Anonymity, Abstract, and Title Page

Given the journal’s use of the double-blind review process, authors must prepare their manuscript anonymously. Aside from the title page (see below) please remove all identifying references: this includes both direct references to yourself and indirect references to colleagues, co-authors, and collaborators that would make it easy for a reader to deduce your identity. If the argument of the manuscript depends upon the citation of your own previous work, then please voice those citations in the third person and include the works in the reference list as you would for any other author.

A significant feature of Interest Groups & Advocacy is the importance placed by the editorial team on ensuring that academic articles published in the journal are accessible and pertinent to practitioners and policy-makers. Please bear this in mind when preparing your manuscript.
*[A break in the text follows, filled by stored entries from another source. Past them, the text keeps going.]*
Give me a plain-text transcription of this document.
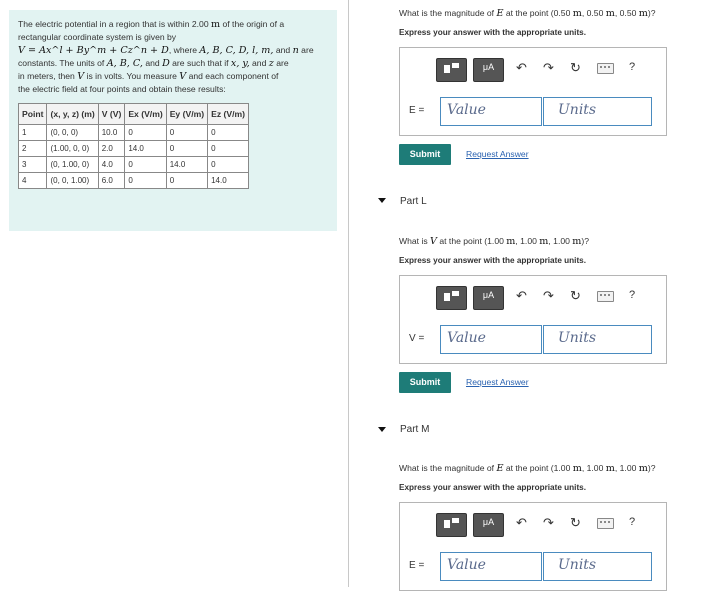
The electric potential in a region that is within 2.00 m of the origin of a
rectangular coordinate system is given by
V = Ax^l + By^m + Cz^n + D, where A, B, C, D, l, m, and n are
constants. The units of A, B, C, and D are such that if x, y, and z are
in meters, then V is in volts. You measure V and each component of
the electric field at four points and obtain these results:
Point	(x, y, z) (m)	V (V)	Ex (V/m)	Ey (V/m)	Ez (V/m)
1	(0, 0, 0)	10.0	0	0	0
2	(1.00, 0, 0)	2.0	14.0	0	0
3	(0, 1.00, 0)	4.0	0	14.0	0
4	(0, 0, 1.00)	6.0	0	0	14.0
What is the magnitude of E at the point (0.50 m, 0.50 m, 0.50 m)?
Express your answer with the appropriate units.
μA	↶ ↷ ↻	?
E = Value	Units
Submit	Request Answer
Part L
What is V at the point (1.00 m, 1.00 m, 1.00 m)?
Express your answer with the appropriate units.
μA	↶ ↷ ↻	?
V = Value	Units
Submit	Request Answer
Part M
What is the magnitude of E at the point (1.00 m, 1.00 m, 1.00 m)?
Express your answer with the appropriate units.
μA	↶ ↷ ↻	?
E = Value	Units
The manuscript should be one single document, beginning with a title page that contains the following:

  • the names, full addresses, and institutional affiliation of all authors
  • an abstract of approximately 150-200 words
  • a list of up to 6 keywords for indexing and abstracting

Length

Published articles will be 7,500-9000 words. Only rarely will the journal publish manuscripts longer than 10,000 words (including notes and references). Please do not submit longer manuscripts without first inquiring with the editors.
Pithier practitioner pieces will be especially favoured.

Citations

All submissions should follow the Harvard style of in-text parenthetical citations followed by a complete list of works cited at the end. For any needed clarification of the Harvard style, please consult one of the many online guides to the Harvard style. Please make certain that the list of works cited includes all works cited and has complete bibliographic details.

Notes

Explanatory notes should be kept to an absolute minimum. Final versions of articles must use endnotes, not footnotes.

Style

The primary style goals are clarity and consistency. Authors may use either UK or US spelling, but they must do so consistently. For punctuation, please follow the standards for UK English. This entails:

  • using single inverted commas (rather than double quotation marks) for quotes
  • placing all inverted commas within other punctuation
  • for the grammatical dash, using an en dash with a single space before and after the en dash (rather than an em dash without spaces)

Authors should strive for clarity and concision and should assume a broad, interdisciplinary audience and practitioners. Therefore, manuscripts should explain complex concepts, clarify and introduce special terminology.

Finally, to ease the job of the reviewers, manuscripts should be double-spaced, and with pages numbered consecutively.